BHF Cardiovascular Epidemiology Unit, Department of Public Health and Primary Care, University of Cambridge, Cambridge, UK.
Heart and Lung Research Institute, University of Cambridge, Cambridge, UK.
Int J Epidemiol. 2023 Aug 2;52(4):1209-1219. doi: 10.1093/ije/dyac233.
Genetic associations for variants identified through genome-wide association studies (GWASs) tend to be overestimated in the original discovery data set as, if the association was underestimated, the variant may not have been detected. This bias, known as winner's curse, can affect Mendelian randomization estimates, but its severity and potential impact are unclear.

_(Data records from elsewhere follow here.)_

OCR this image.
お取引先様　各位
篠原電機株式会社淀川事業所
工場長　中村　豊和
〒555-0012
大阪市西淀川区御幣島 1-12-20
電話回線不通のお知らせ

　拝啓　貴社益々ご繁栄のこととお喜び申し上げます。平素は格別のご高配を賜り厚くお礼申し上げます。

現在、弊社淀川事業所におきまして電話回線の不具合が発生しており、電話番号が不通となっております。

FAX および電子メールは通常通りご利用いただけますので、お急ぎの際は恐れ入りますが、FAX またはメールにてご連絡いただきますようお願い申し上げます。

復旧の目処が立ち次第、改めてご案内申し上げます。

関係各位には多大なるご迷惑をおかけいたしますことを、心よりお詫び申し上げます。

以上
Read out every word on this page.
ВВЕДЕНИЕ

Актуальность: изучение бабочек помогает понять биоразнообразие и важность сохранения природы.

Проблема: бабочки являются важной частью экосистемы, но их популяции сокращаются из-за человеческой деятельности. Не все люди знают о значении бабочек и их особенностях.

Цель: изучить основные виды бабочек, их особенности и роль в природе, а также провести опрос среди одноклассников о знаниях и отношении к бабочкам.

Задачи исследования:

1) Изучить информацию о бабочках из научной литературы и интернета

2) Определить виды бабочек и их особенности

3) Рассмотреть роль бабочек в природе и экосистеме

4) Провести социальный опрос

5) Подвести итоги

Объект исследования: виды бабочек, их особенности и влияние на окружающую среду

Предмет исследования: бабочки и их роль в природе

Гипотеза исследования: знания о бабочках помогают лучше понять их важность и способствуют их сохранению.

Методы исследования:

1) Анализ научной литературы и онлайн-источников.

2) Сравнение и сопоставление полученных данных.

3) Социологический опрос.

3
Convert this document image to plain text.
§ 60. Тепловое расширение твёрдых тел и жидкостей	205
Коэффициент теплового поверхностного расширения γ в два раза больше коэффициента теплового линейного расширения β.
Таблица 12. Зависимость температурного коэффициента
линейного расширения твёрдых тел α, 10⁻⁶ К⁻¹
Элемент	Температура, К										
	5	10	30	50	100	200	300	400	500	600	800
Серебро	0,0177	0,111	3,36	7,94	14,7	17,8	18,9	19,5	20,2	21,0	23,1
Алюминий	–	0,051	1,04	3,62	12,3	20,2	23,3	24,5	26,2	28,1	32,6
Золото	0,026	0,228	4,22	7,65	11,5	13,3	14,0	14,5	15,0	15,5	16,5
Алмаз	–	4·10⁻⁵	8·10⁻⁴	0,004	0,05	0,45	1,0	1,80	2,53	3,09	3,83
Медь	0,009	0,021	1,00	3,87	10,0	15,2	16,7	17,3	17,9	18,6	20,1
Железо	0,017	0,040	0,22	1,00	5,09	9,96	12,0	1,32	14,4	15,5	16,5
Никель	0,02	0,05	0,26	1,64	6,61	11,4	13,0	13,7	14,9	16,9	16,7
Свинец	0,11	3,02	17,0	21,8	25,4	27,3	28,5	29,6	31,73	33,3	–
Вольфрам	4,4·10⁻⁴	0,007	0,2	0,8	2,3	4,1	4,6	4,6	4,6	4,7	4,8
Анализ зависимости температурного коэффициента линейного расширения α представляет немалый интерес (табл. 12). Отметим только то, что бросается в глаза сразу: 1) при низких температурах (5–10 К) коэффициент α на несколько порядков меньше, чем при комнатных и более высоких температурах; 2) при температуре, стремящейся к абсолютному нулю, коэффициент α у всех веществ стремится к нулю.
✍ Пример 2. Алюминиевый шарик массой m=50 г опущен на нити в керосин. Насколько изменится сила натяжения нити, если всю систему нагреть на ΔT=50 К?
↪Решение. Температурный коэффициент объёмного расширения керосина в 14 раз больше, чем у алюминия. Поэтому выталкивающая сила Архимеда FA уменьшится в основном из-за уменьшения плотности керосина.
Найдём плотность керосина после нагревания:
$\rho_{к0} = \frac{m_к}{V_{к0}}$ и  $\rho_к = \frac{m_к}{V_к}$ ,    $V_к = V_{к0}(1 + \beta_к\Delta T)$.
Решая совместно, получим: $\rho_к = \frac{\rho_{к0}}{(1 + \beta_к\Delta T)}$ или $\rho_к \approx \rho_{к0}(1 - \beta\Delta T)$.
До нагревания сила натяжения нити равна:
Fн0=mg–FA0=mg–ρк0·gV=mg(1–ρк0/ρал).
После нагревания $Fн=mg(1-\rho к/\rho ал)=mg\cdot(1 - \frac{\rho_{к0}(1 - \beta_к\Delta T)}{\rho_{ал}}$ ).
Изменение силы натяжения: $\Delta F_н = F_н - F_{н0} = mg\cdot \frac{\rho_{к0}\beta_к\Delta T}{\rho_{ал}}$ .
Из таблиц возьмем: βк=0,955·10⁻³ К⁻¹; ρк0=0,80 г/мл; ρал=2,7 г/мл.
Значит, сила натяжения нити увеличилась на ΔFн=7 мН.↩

We performed an empirical investigation to assess the potential bias from winner's curse in practice. We considered Mendelian randomization estimates for the effect of body mass index (BMI) on coronary artery disease risk. We randomly divided a UK Biobank data set 100 times into three equally sized subsets. The first subset was treated as the 'discovery GWAS'. We compared genetic associations estimated in the discovery GWAS to those estimated in the other subsets for each of the 100 iterations.

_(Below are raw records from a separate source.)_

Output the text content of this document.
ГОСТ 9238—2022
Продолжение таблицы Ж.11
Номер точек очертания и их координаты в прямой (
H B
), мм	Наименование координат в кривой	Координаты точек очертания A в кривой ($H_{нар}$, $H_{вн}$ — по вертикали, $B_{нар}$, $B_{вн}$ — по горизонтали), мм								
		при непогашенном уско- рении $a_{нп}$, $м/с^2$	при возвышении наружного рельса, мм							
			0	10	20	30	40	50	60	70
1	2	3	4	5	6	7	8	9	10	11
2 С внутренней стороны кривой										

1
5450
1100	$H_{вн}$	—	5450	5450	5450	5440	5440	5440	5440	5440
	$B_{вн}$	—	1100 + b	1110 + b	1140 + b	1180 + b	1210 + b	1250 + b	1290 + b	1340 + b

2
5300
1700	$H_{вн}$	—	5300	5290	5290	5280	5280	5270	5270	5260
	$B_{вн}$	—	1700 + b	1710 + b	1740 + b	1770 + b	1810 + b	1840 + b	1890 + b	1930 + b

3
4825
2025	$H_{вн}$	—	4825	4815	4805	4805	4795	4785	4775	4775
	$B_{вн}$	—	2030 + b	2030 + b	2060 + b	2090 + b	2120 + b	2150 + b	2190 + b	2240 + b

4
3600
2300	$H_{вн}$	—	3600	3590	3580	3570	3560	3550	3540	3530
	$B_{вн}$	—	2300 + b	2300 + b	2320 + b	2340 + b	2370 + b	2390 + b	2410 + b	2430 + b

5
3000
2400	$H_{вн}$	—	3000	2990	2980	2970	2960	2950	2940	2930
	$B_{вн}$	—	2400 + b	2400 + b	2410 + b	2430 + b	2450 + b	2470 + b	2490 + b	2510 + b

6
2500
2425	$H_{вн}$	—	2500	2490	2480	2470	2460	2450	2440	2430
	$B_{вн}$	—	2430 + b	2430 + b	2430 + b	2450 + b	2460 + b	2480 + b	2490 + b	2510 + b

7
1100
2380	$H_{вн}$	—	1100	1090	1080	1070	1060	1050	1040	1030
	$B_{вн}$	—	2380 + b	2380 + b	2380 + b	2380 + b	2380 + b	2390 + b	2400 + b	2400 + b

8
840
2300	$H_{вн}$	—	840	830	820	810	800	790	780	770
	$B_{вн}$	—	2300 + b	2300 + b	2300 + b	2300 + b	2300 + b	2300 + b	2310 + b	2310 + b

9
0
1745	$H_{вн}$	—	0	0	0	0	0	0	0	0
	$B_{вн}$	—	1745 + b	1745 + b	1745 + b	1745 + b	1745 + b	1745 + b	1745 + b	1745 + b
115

For variants associated with BMI at P < 5 × 10-8 in at least one iteration, genetic associations with BMI were up to 5-fold greater in iterations in which the variant was associated with BMI at P < 5 × 10-8 compared with its mean association across all iterations. If the minimum P-value for association with BMI was P = 10-13 or lower, then this inflation was <25%. Mendelian randomization estimates were affected by winner's curse bias. However, bias did not materially affect results; all analyses indicated a deleterious effect of BMI on coronary artery disease risk.
Winner's curse can bias Mendelian randomization estimates, although its practical impact may not be substantial. If avoiding sample overlap is infeasible, analysts should consider performing a sensitivity analysis based on variants strongly associated with the exposure.

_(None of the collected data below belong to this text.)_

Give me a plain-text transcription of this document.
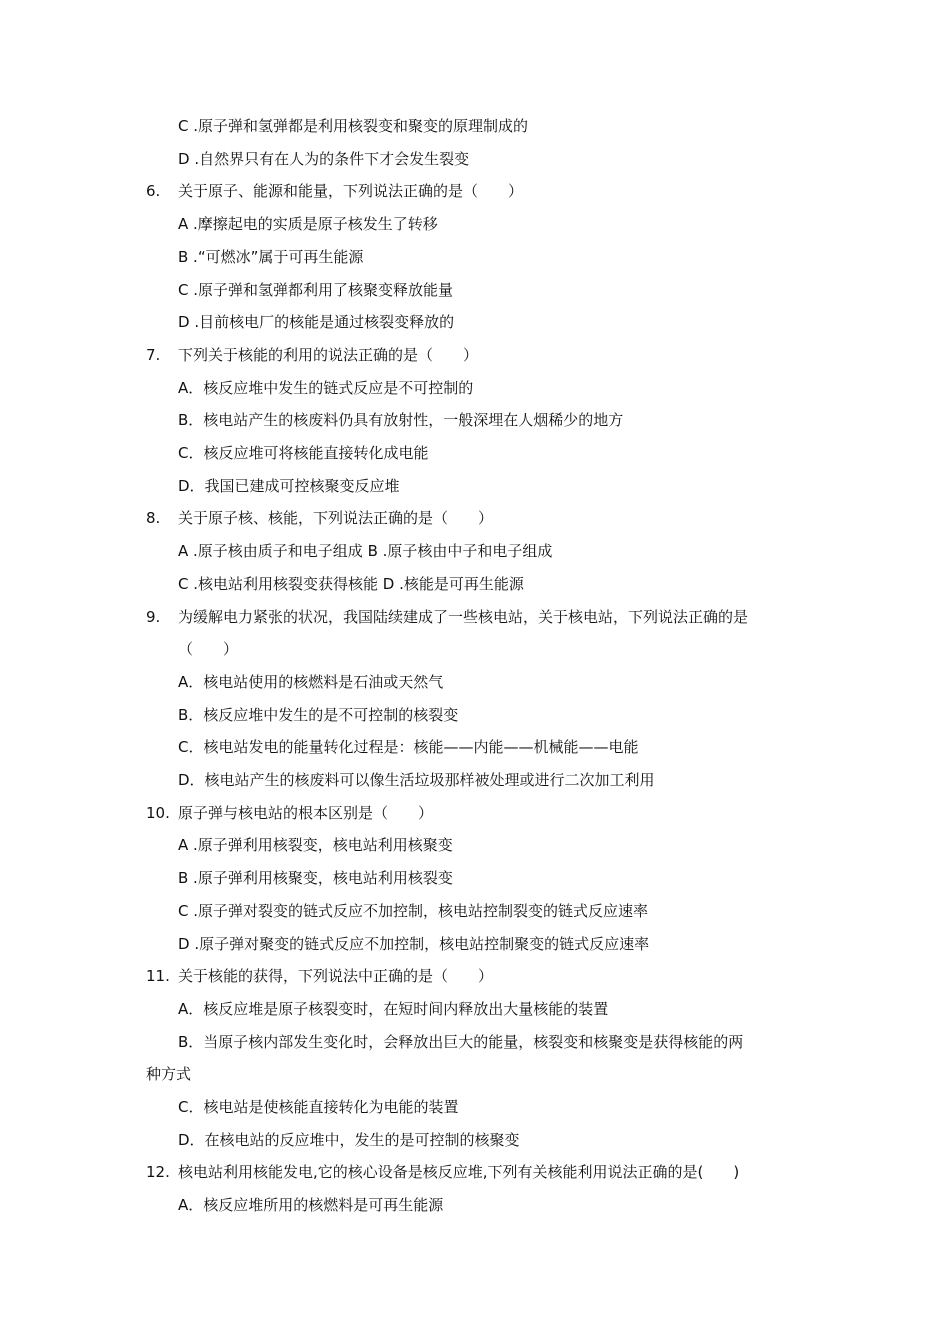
C .原子弹和氢弹都是利用核裂变和聚变的原理制成的
D .自然界只有在人为的条件下才会发生裂变
6. 关于原子、能源和能量，下列说法正确的是（　　）
A .摩擦起电的实质是原子核发生了转移
B .“可燃冰”属于可再生能源
C .原子弹和氢弹都利用了核聚变释放能量
D .目前核电厂的核能是通过核裂变释放的
7. 下列关于核能的利用的说法正确的是（　　）
A．核反应堆中发生的链式反应是不可控制的
B．核电站产生的核废料仍具有放射性，一般深埋在人烟稀少的地方
C．核反应堆可将核能直接转化成电能
D．我国已建成可控核聚变反应堆
8. 关于原子核、核能，下列说法正确的是（　　）
A .原子核由质子和电子组成 B .原子核由中子和电子组成
C .核电站利用核裂变获得核能 D .核能是可再生能源
9. 为缓解电力紧张的状况，我国陆续建成了一些核电站，关于核电站，下列说法正确的是
（　　）
A．核电站使用的核燃料是石油或天然气
B．核反应堆中发生的是不可控制的核裂变
C．核电站发电的能量转化过程是：核能——内能——机械能——电能
D．核电站产生的核废料可以像生活垃圾那样被处理或进行二次加工利用
10. 原子弹与核电站的根本区别是（　　）
A .原子弹利用核裂变，核电站利用核聚变
B .原子弹利用核聚变，核电站利用核裂变
C .原子弹对裂变的链式反应不加控制，核电站控制裂变的链式反应速率
D .原子弹对聚变的链式反应不加控制，核电站控制聚变的链式反应速率
11. 关于核能的获得，下列说法中正确的是（　　）
A．核反应堆是原子核裂变时，在短时间内释放出大量核能的装置
B．当原子核内部发生变化时，会释放出巨大的能量，核裂变和核聚变是获得核能的两
种方式
C．核电站是使核能直接转化为电能的装置
D．在核电站的反应堆中，发生的是可控制的核聚变
12. 核电站利用核能发电,它的核心设备是核反应堆,下列有关核能利用说法正确的是(　　)
A．核反应堆所用的核燃料是可再生能源
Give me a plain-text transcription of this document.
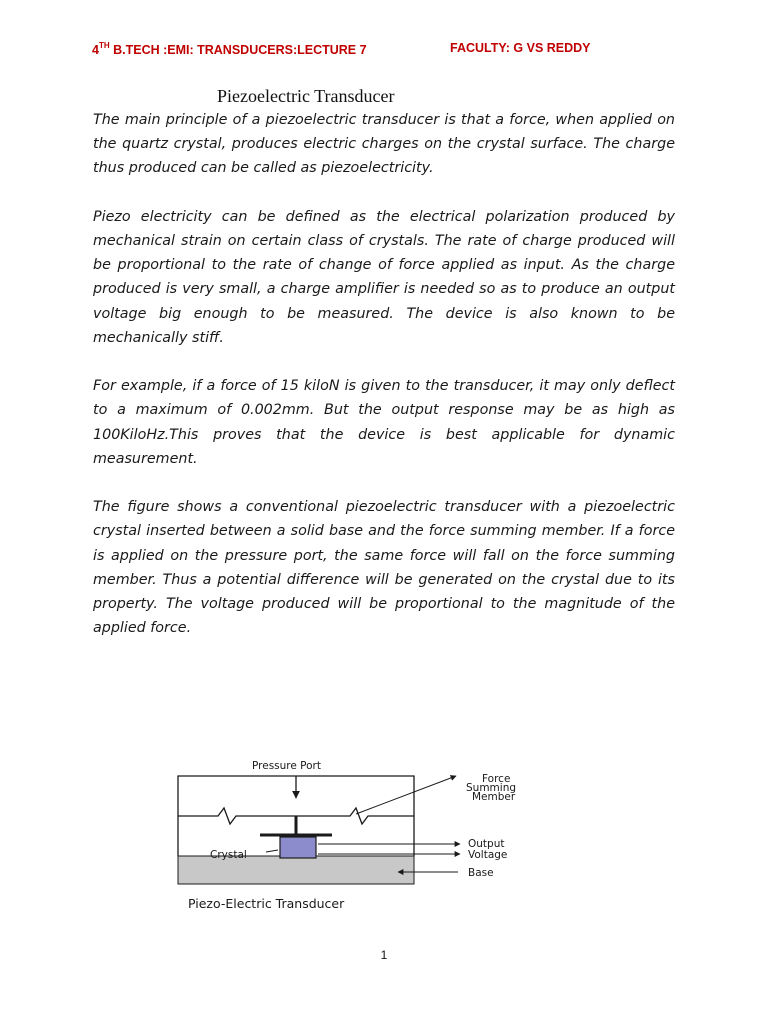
4TH B.TECH :EMI: TRANSDUCERS:LECTURE 7	FACULTY: G VS REDDY
Piezoelectric Transducer

The main principle of a piezoelectric transducer is that a force, when applied on the quartz crystal, produces electric charges on the crystal surface. The charge thus produced can be called as piezoelectricity.

Piezo electricity can be defined as the electrical polarization produced by mechanical strain on certain class of crystals. The rate of charge produced will be proportional to the rate of change of force applied as input. As the charge produced is very small, a charge amplifier is needed so as to produce an output voltage big enough to be measured. The device is also known to be mechanically stiff.

For example, if a force of 15 kiloN is given to the transducer, it may only deflect to a maximum of 0.002mm. But the output response may be as high as 100KiloHz.This proves that the device is best applicable for dynamic measurement.

The figure shows a conventional piezoelectric transducer with a piezoelectric crystal inserted between a solid base and the force summing member. If a force is applied on the pressure port, the same force will fall on the force summing member. Thus a potential difference will be generated on the crystal due to its property. The voltage produced will be proportional to the magnitude of the applied force.

Pressure Port
Force
Summing
Member
Output
Voltage
Crystal
Base
Piezo-Electric Transducer
1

通过全基因组关联研究(GWAS)发现的变异体的遗传关联在原始发现数据集中往往被高估,因为如果关联被低估,该变异体可能无法被检测到。这种偏差被称为“赢家的诅咒”,它会影响孟德尔随机化估计,但严重程度和潜在影响尚不清楚。
我们进行了一项实证研究,以评估实践中“赢家的诅咒”的潜在偏差。我们考虑了孟德尔随机化估计体重指数(BMI)对冠心病风险的影响。我们将英国生物库数据集随机分为 100 个相等大小的子集。第一个子集被视为“发现 GWAS”。我们在 100 次迭代的每一次中,比较了在发现 GWAS 中估计的遗传关联与在其他子集估计的遗传关联。
对于在至少一次迭代中与 BMI 相关的 P<5×10-8 的变异体,与 BMI 相关的遗传关联在与 BMI 相关的 P<5×10-8 的迭代中最高可达 5 倍,而在所有迭代中的平均关联。如果与 BMI 关联的最小 P 值为 P=10-13 或更低,则这种膨胀<25%。孟德尔随机化估计受到“赢家的诅咒”偏差的影响。然而,偏差并没有实质性地影响结果;所有分析都表明 BMI 对冠心病风险有不良影响。
“赢家的诅咒”可能会使孟德尔随机化估计产生偏差,尽管其实际影响可能不大。如果避免样本重叠不可行,分析人员应考虑根据与暴露因素强烈相关的变异体进行敏感性分析。